Problem 1 (60 points) Misc. Concepts

∙ For each True/False choice question, indicate whether the statement is true or false by circling your choice, and provide a brief explanation. ∙ For each Short Answer question, provide a brief answer. ∙ You will get 4 points for each correct answer, and 0 point otherwise. There is no penalty for wrong answers.

(1) 𝑇 𝑟𝑢𝑒 𝐹 𝑎𝑙𝑠𝑒 [HW ] In Gamma, all queries start their processing at a well-known, pre-defined host.

Answer: A dispatch process is used to assign an node to process a query. This aspect of Gamma differs it from a true distributed DBMS. (2) 𝑇 𝑟𝑢𝑒 𝐹 𝑎𝑙𝑠𝑒 [HW ] Postgres is an example of an object-relational database system.

Answer: PostgreSQL is a powerful, open source object-relational database system. It sup- ports OO concepts, such as classes and ADTs. (3) ShortAnswer [HW ] The buffer replacement policy Most Recently Used (MRU) discards the most recently used items first. Give an example to show that it may not be a right policy for a DBMS.

Answer: For sort-merge joins, it is better to to use LRU policy rather than MRU. (4) ShortAnswer What do you think is the most significant difference between an OS and a DBMS? Why?

Answer: There are several differences. A DBMS primarily manages data, while an OS primarily manages hardware. A DBMS is a specific service to manage data, while an OS provides general services. (5) 𝑇 𝑟𝑢𝑒 𝐹 𝑎𝑙𝑠𝑒 [HW ] In comparison, SEQUEL is more declarative than SQUARE, its predecessor.

Answer: SEQUEL introduces English-keyword format, which is even more convenient to users than the terse mathematical notation of SQUARE. SQUARE is essentially relational algebra and thus more procedural than SEQUEL. (6) 𝑇 𝑟𝑢𝑒 𝐹 𝑎𝑙𝑠𝑒 [HW ] In comparison, Predicate Calculus is more declarative than SQUARE.

Answer: Predicate Calculus is logic representation, which is purely declarative.
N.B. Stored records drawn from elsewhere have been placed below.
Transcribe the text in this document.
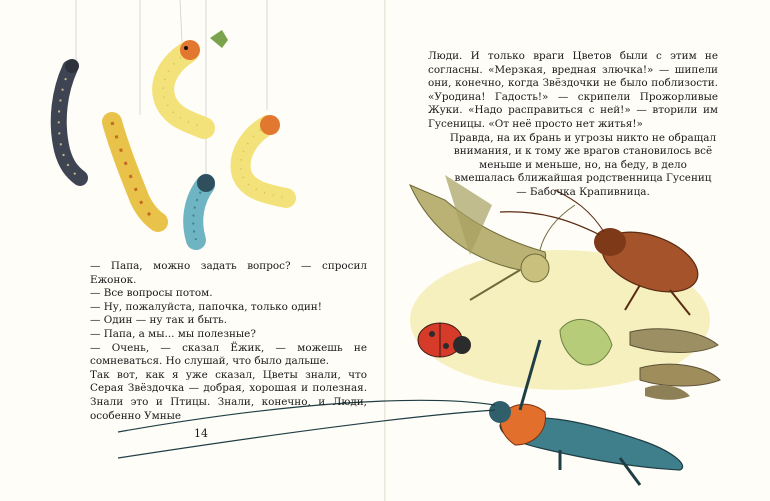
— Папа, можно задать вопрос? — спросил Ежонок.

— Все вопросы потом.

— Ну, пожалуйста, папочка, только один!

— Один — ну так и быть.

— Папа, а мы... мы полезные?

— Очень, — сказал Ёжик, — можешь не сомневаться. Но слушай, что было дальше.

Так вот, как я уже сказал, Цветы знали, что Серая Звёздочка — добрая, хорошая и полезная. Знали это и Птицы. Знали, конечно, и Люди, особенно Умные

14

Люди. И только враги Цветов были с этим не согласны. «Мерзкая, вредная злючка!» — шипели они, конечно, когда Звёздочки не было поблизости. «Уродина! Гадость!» — скрипели Прожорливые Жуки. «Надо расправиться с ней!» — вторили им Гусеницы. «От неё просто нет житья!»

Правда, на их брань и угрозы никто не обращал внимания, и к тому же врагов становилось всё меньше и меньше, но, на беду, в дело вмешалась ближайшая родственница Гусениц — Бабочка Крапивница.
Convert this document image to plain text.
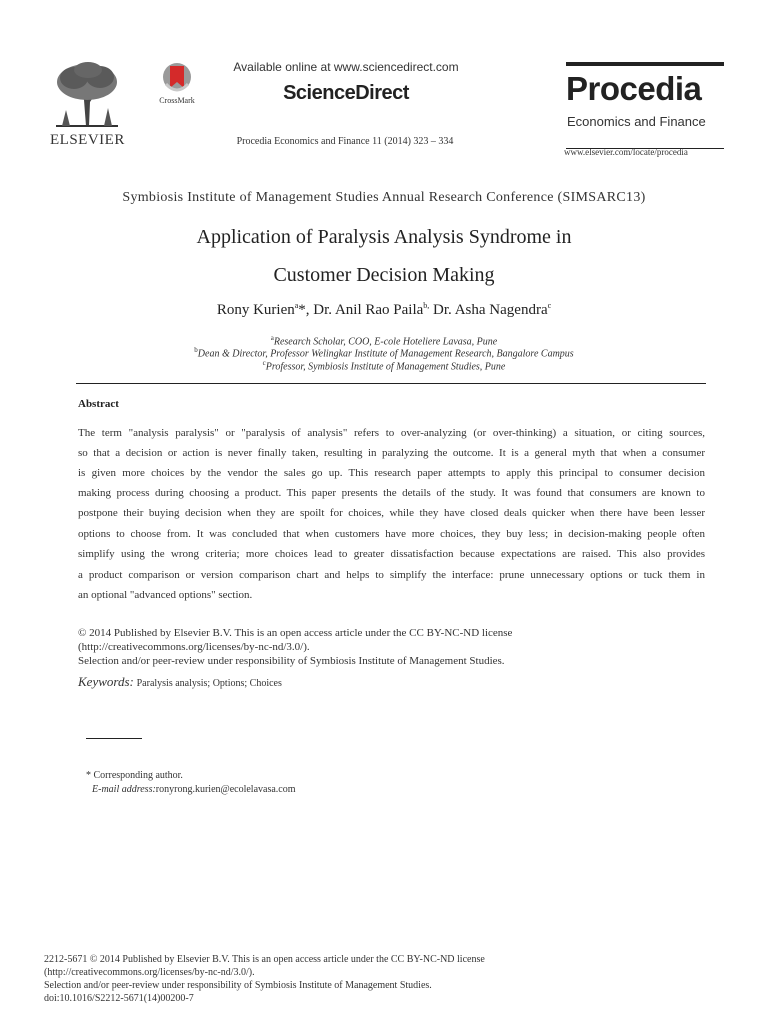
ELSEVIER
CrossMark
Available online at www.sciencedirect.com
ScienceDirect
Procedia Economics and Finance 11 (2014) 323 – 334
Procedia
Economics and Finance
www.elsevier.com/locate/procedia
Symbiosis Institute of Management Studies Annual Research Conference (SIMSARC13)
Application of Paralysis Analysis Syndrome in
Customer Decision Making
Rony Kurien$^a$*, Dr. Anil Rao Paila$^{b,}$ Dr. Asha Nagendra$^c$
$^a$Research Scholar, COO, E-cole Hoteliere Lavasa, Pune
$^b$Dean & Director, Professor Welingkar Institute of Management Research, Bangalore Campus
$^c$Professor, Symbiosis Institute of Management Studies, Pune
Abstract
The term "analysis paralysis" or "paralysis of analysis" refers to over-analyzing (or over-thinking) a situation, or citing sources,
so that a decision or action is never finally taken, resulting in paralyzing the outcome. It is a general myth that when a consumer
is given more choices by the vendor the sales go up. This research paper attempts to apply this principal to consumer decision
making process during choosing a product. This paper presents the details of the study. It was found that consumers are known to
postpone their buying decision when they are spoilt for choices, while they have closed deals quicker when there have been lesser
options to choose from. It was concluded that when customers have more choices, they buy less; in decision-making people often
simplify using the wrong criteria; more choices lead to greater dissatisfaction because expectations are raised. This also provides
a product comparison or version comparison chart and helps to simplify the interface: prune unnecessary options or tuck them in
an optional "advanced options" section.
© 2014 Published by Elsevier B.V. This is an open access article under the CC BY-NC-ND license
(http://creativecommons.org/licenses/by-nc-nd/3.0/).
Selection and/or peer-review under responsibility of Symbiosis Institute of Management Studies.
Keywords: Paralysis analysis; Options; Choices
* Corresponding author.
E-mail address:ronyrong.kurien@ecolelavasa.com
2212-5671 © 2014 Published by Elsevier B.V. This is an open access article under the CC BY-NC-ND license
(http://creativecommons.org/licenses/by-nc-nd/3.0/).
Selection and/or peer-review under responsibility of Symbiosis Institute of Management Studies.
doi:10.1016/S2212-5671(14)00200-7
In contrast, SQUARE is based on relational algebra, thus more procedural than Predicate Calculus.

(13) ShortAnswer [HW ] Who Invented the Probability Ranking Principle? A. Stephen E. Robertson B. Thomas Bayes C. William Cooper D. Some of the above E. None of the above

Answer: “Some of the above” or “None of the above”. No one really invented it entirely, but Cooper first communicated about probability ranking hypothesis, Later, Robertson put the Cooper’s hypothesis into a principle.

(14) [HW ] When justifying the Probability Ranking Principle, Robertson measures the “overall effec- tiveness” of an information retrieval system by recall and fallout.

Answer: Either false or true is right. If the answer is false, the explanation is : “overall effectiveness” is measured by expected recall and expected fallout.

(15) ShortAnswer Does any database system that is available today support R-tree indexing?

Answer: Yes. E.g. MySQL, SQLite, and PostgreSQL.

Problem 2 (20 points) R-Trees [HW ]

For node splitting in R-tree, the paper suggests to minimize the total area of bounding boxes after the split. Let’s call this strategy Total-Area.

Part 1(6 points) Why is strategy Total-Area desired? Give an example scenario when Total-Area is desired.

Answer: There are many ways to answer this question– and we accept any reasonable answers. Below is a sample answer.

A good strategy makes it less likely that subsequent searches will visit both new nodes, since the new node will be visited if it overlaps with the search area, a good heuristic is to minimize total area of the new nodes’ rectangles.

Figure 1: example

As Figure1 shows a is bettern than b, as a has a smaller total area. A search rectangle will less likely to overlap with both new nodes if split a is used.

Part 2(14 points) The strategy does not always work best. Give a counter example to show when Total-Area may not be desired. (7 points)

Answer: There are many ways to answer this question– and we accept any reasonable answers. Below is a sample answer. If the overlapping area of the rectangles bounding the new nodes are too much, it might not work well sespite of the small total area, since if the search areas overlap with one of them, it is very likely it also overlaps iwth the other.

Further, suggest a strategy that would work better for the scenario. (7 points)

Answer: There are many ways to answer this question– and we accept any reasonable answers. Below is a sample answer. One strategy for this scenario is to minimize the overlapping area of the rectangles of the two new nodes.